Question on finding moment of inertia about the center of mass

1. Apr 23, 2014

melizabeth

So I have a question. I (moment of inertia) is basically mr^2 right? And r is supposed to be the distance from the axis of rotation. When the axis of rotation is directly through the center of mass, how is there Icm (moment of inertia about the center of mass). It's confusing to me, because so many problems demand using the Icm when the axis is through the center of mass. Wouldn't Icm be zero? But then they expect you to use the radius of the cylinder. The I of a solid cylinder is given as 1/2(Mr^2). Someone please help me. I think it might just be my lack of understanding.
1. The problem statement, all variables and given/known data

2. Relevant equations

3. The attempt at a solution

2. Apr 23, 2014

SteamKing

Staff Emeritus
It is your lack of understanding. Just because the axis of rotation runs thru the c.o.m., it does not necessarily follow that the moment of inertia is automatically zero. Remember, I = m*r^2, and that r^2 is what is key to understanding why I is not zero.

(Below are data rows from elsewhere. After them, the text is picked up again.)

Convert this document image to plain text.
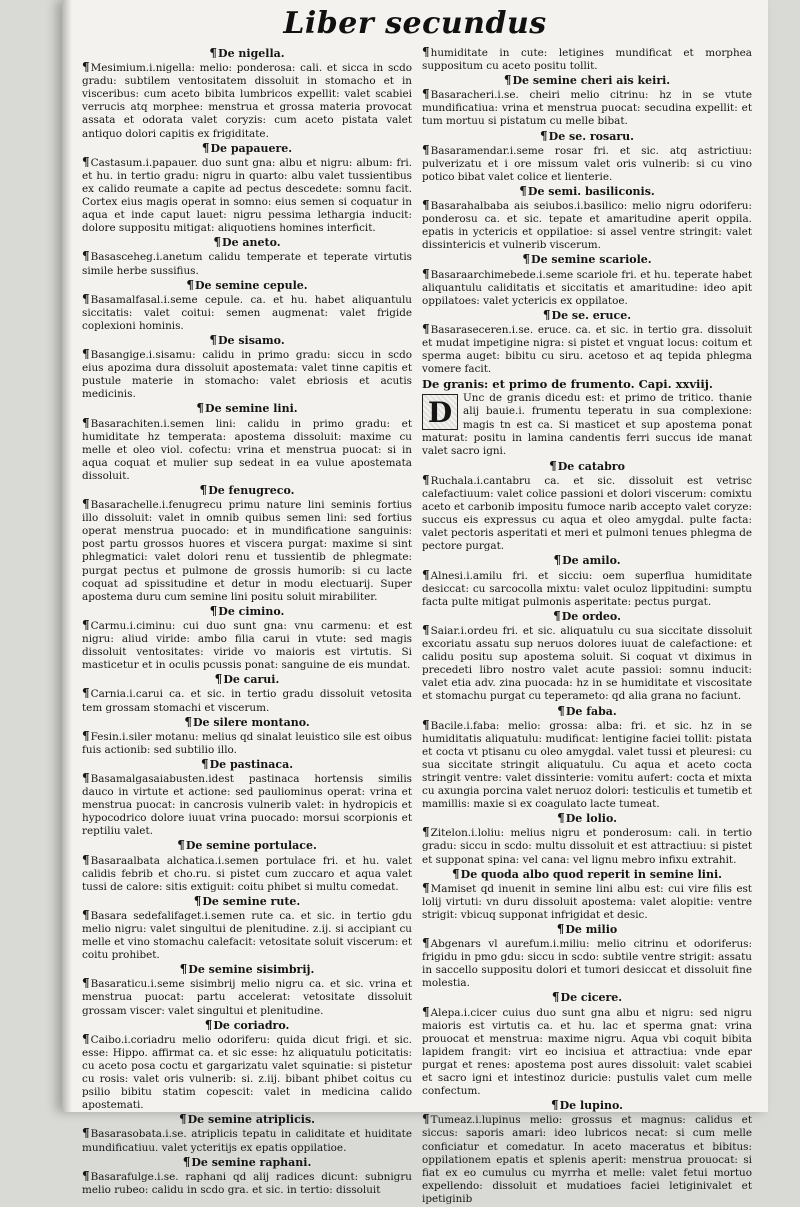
Liber secundus
¶De nigella.

¶Mesimium.i.nigella: melio: ponderosa: cali. et sicca in scdo gradu: subtilem ventositatem dissoluit in stomacho et in visceribus: cum aceto bibita lumbricos expellit: valet scabiei verrucis atq morphee: menstrua et grossa materia provocat assata et odorata valet coryzis: cum aceto pistata valet antiquo dolori capitis ex frigiditate.

¶De papauere.

¶Castasum.i.papauer. duo sunt gna: albu et nigru: album: fri. et hu. in tertio gradu: nigru in quarto: albu valet tussientibus ex calido reumate a capite ad pectus descedete: somnu facit. Cortex eius magis operat in somno: eius semen si coquatur in aqua et inde caput lauet: nigru pessima lethargia inducit: dolore suppositu mitigat: aliquotiens homines interficit.

¶De aneto.

¶Basasceheg.i.anetum calidu temperate et teperate virtutis simile herbe sussifius.

¶De semine cepule.

¶Basamalfasal.i.seme cepule. ca. et hu. habet aliquantulu siccitatis: valet coitui: semen augmenat: valet frigide coplexioni hominis.

¶De sisamo.

¶Basangige.i.sisamu: calidu in primo gradu: siccu in scdo eius apozima dura dissoluit apostemata: valet tinne capitis et pustule materie in stomacho: valet ebriosis et acutis medicinis.

¶De semine lini.

¶Basarachiten.i.semen lini: calidu in primo gradu: et humiditate hz temperata: apostema dissoluit: maxime cu melle et oleo viol. cofectu: vrina et menstrua puocat: si in aqua coquat et mulier sup sedeat in ea vulue apostemata dissoluit.

¶De fenugreco.

¶Basarachelle.i.fenugrecu primu nature lini seminis fortius illo dissoluit: valet in omnib quibus semen lini: sed fortius operat menstrua puocado: et in mundificatione sanguinis: post partu grossos huores et viscera purgat: maxime si sint phlegmatici: valet dolori renu et tussientib de phlegmate: purgat pectus et pulmone de grossis humorib: si cu lacte coquat ad spissitudine et detur in modu electuarij. Super apostema duru cum semine lini positu soluit mirabiliter.

¶De cimino.

¶Carmu.i.ciminu: cui duo sunt gna: vnu carmenu: et est nigru: aliud viride: ambo filia carui in vtute: sed magis dissoluit ventositates: viride vo maioris est virtutis. Si masticetur et in oculis pcussis ponat: sanguine de eis mundat.

¶De carui.

¶Carnia.i.carui ca. et sic. in tertio gradu dissoluit vetosita tem grossam stomachi et viscerum.

¶De silere montano.

¶Fesin.i.siler motanu: melius qd sinalat leuistico sile est oibus fuis actionib: sed subtilio illo.

¶De pastinaca.

¶Basamalgasaiabusten.idest pastinaca hortensis similis dauco in virtute et actione: sed pauliominus operat: vrina et menstrua puocat: in cancrosis vulnerib valet: in hydropicis et hypocodrico dolore iuuat vrina puocado: morsui scorpionis et reptiliu valet.

¶De semine portulace.

¶Basaraalbata alchatica.i.semen portulace fri. et hu. valet calidis febrib et cho.ru. si pistet cum zuccaro et aqua valet tussi de calore: sitis extiguit: coitu phibet si multu comedat.

¶De semine rute.

¶Basara sedefalifaget.i.semen rute ca. et sic. in tertio gdu melio nigru: valet singultui de plenitudine. z.ij. si accipiant cu melle et vino stomachu calefacit: vetositate soluit viscerum: et coitu prohibet.

¶De semine sisimbrij.

¶Basaraticu.i.seme sisimbrij melio nigru ca. et sic. vrina et menstrua puocat: partu accelerat: vetositate dissoluit grossam viscer: valet singultui et plenitudine.

¶De coriadro.

¶Caibo.i.coriadru melio odoriferu: quida dicut frigi. et sic. esse: Hippo. affirmat ca. et sic esse: hz aliquatulu poticitatis: cu aceto posa coctu et gargarizatu valet squinatie: si pistetur cu rosis: valet oris vulnerib: si. z.iij. bibant phibet coitus cu psilio bibitu statim copescit: valet in medicina calido apostemati.

¶De semine atriplicis.

¶Basarasobata.i.se. atriplicis tepatu in caliditate et huiditate mundificatiuu. valet ycteritijs ex epatis oppilatioe.

¶De semine raphani.

¶Basarafulge.i.se. raphani qd alij radices dicunt: subnigru melio rubeo: calidu in scdo gra. et sic. in tertio: dissoluit

¶humiditate in cute: letigines mundificat et morphea suppositum cu aceto positu tollit.

¶De semine cheri ais keiri.

¶Basaracheri.i.se. cheiri melio citrinu: hz in se vtute mundificatiua: vrina et menstrua puocat: secudina expellit: et tum mortuu si pistatum cu melle bibat.

¶De se. rosaru.

¶Basaramendar.i.seme rosar fri. et sic. atq astrictiuu: pulverizatu et i ore missum valet oris vulnerib: si cu vino potico bibat valet colice et lienterie.

¶De semi. basiliconis.

¶Basarahalbaba ais seiubos.i.basilico: melio nigru odoriferu: ponderosu ca. et sic. tepate et amaritudine aperit oppila. epatis in yctericis et oppilatioe: si assel ventre stringit: valet dissintericis et vulnerib viscerum.

¶De semine scariole.

¶Basaraarchimebede.i.seme scariole fri. et hu. teperate habet aliquantulu caliditatis et siccitatis et amaritudine: ideo apit oppilatoes: valet yctericis ex oppilatoe.

¶De se. eruce.

¶Basaraseceren.i.se. eruce. ca. et sic. in tertio gra. dissoluit et mudat impetigine nigra: si pistet et vnguat locus: coitum et sperma auget: bibitu cu siru. acetoso et aq tepida phlegma vomere facit.

De granis: et primo de frumento. Capi. xxviij.

D	Unc de granis dicedu est: et primo de tritico. thanie alij bauie.i. frumentu teperatu in sua complexione: magis tn est ca. Si masticet et sup apostema ponat maturat: positu in lamina candentis ferri succus ide manat valet sacro igni.

¶De catabro

¶Ruchala.i.cantabru ca. et sic. dissoluit est vetrisc calefactiuum: valet colice passioni et dolori viscerum: comixtu aceto et carbonib impositu fumoce narib accepto valet coryze: succus eis expressus cu aqua et oleo amygdal. pulte facta: valet pectoris asperitati et meri et pulmoni tenues phlegma de pectore purgat.

¶De amilo.

¶Alnesi.i.amilu fri. et sicciu: oem superflua humiditate desiccat: cu sarcocolla mixtu: valet oculoz lippitudini: sumptu facta pulte mitigat pulmonis asperitate: pectus purgat.

¶De ordeo.

¶Saiar.i.ordeu fri. et sic. aliquatulu cu sua siccitate dissoluit excoriatu assatu sup neruos dolores iuuat de calefactione: et calidu positu sup apostema soluit. Si coquat vt diximus in precedeti libro nostro valet acute passioi: somnu inducit: valet etia adv. zina puocada: hz in se humiditate et viscositate et stomachu purgat cu teperameto: qd alia grana no faciunt.

¶De faba.

¶Bacile.i.faba: melio: grossa: alba: fri. et sic. hz in se humiditatis aliquatulu: mudificat: lentigine faciei tollit: pistata et cocta vt ptisanu cu oleo amygdal. valet tussi et pleuresi: cu sua siccitate stringit aliquatulu. Cu aqua et aceto cocta stringit ventre: valet dissinterie: vomitu aufert: cocta et mixta cu axungia porcina valet neruoz dolori: testiculis et tumetib et mamillis: maxie si ex coagulato lacte tumeat.

¶De lolio.

¶Zitelon.i.loliu: melius nigru et ponderosum: cali. in tertio gradu: siccu in scdo: multu dissoluit et est attractiuu: si pistet et supponat spina: vel cana: vel lignu mebro infixu extrahit.

¶De quoda albo quod reperit in semine lini.

¶Mamiset qd inuenit in semine lini albu est: cui vire filis est lolij virtuti: vn duru dissoluit apostema: valet alopitie: ventre strigit: vbicuq supponat infrigidat et desic.

¶De milio

¶Abgenars vl aurefum.i.miliu: melio citrinu et odoriferus: frigidu in pmo gdu: siccu in scdo: subtile ventre strigit: assatu in saccello suppositu dolori et tumori desiccat et dissoluit fine molestia.

¶De cicere.

¶Alepa.i.cicer cuius duo sunt gna albu et nigru: sed nigru maioris est virtutis ca. et hu. lac et sperma gnat: vrina prouocat et menstrua: maxime nigru. Aqua vbi coquit bibita lapidem frangit: virt eo incisiua et attractiua: vnde epar purgat et renes: apostema post aures dissoluit: valet scabiei et sacro igni et intestinoz duricie: pustulis valet cum melle confectum.

¶De lupino.

¶Tumeaz.i.lupinus melio: grossus et magnus: calidus et siccus: saporis amari: ideo lubricos necat: si cum melle conficiatur et comedatur. In aceto maceratus et bibitus: oppilationem epatis et splenis aperit: menstrua prouocat: si fiat ex eo cumulus cu myrrha et melle: valet fetui mortuo expellendo: dissoluit et mudatioes faciei letiginivalet et ipetiginib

As an example, let's say that I have four masses m arrayed about the origin:
Mass 1 is located at (1,1)
Mass 2 is located at (-1,1)
Mass 3 is located at (-1,-1)
Mass 4 is located at (1,-1)

Clearly, the c.o.m. is located at (0,0). Each mass is Sqrt(2) units from the origin.

MOI = SUM (mi * ri^2), for 1 = 1 to 4

The MOI = m1 * 2 + m2 * 2 + m3 * 2 + m4 * 2 = 4*m*2 = 8m

3. Apr 23, 2014

haruspex

The moment of inertia is only mr2 when the whole mass is at distance r from the axis, e.g. as would be the case for a small mass element of a larger body. To get the MI of an arbitrary object you need to integrate over these mass elements: ∫r2.dm. Since dm and r2 are both non-negative, the result never cancels out.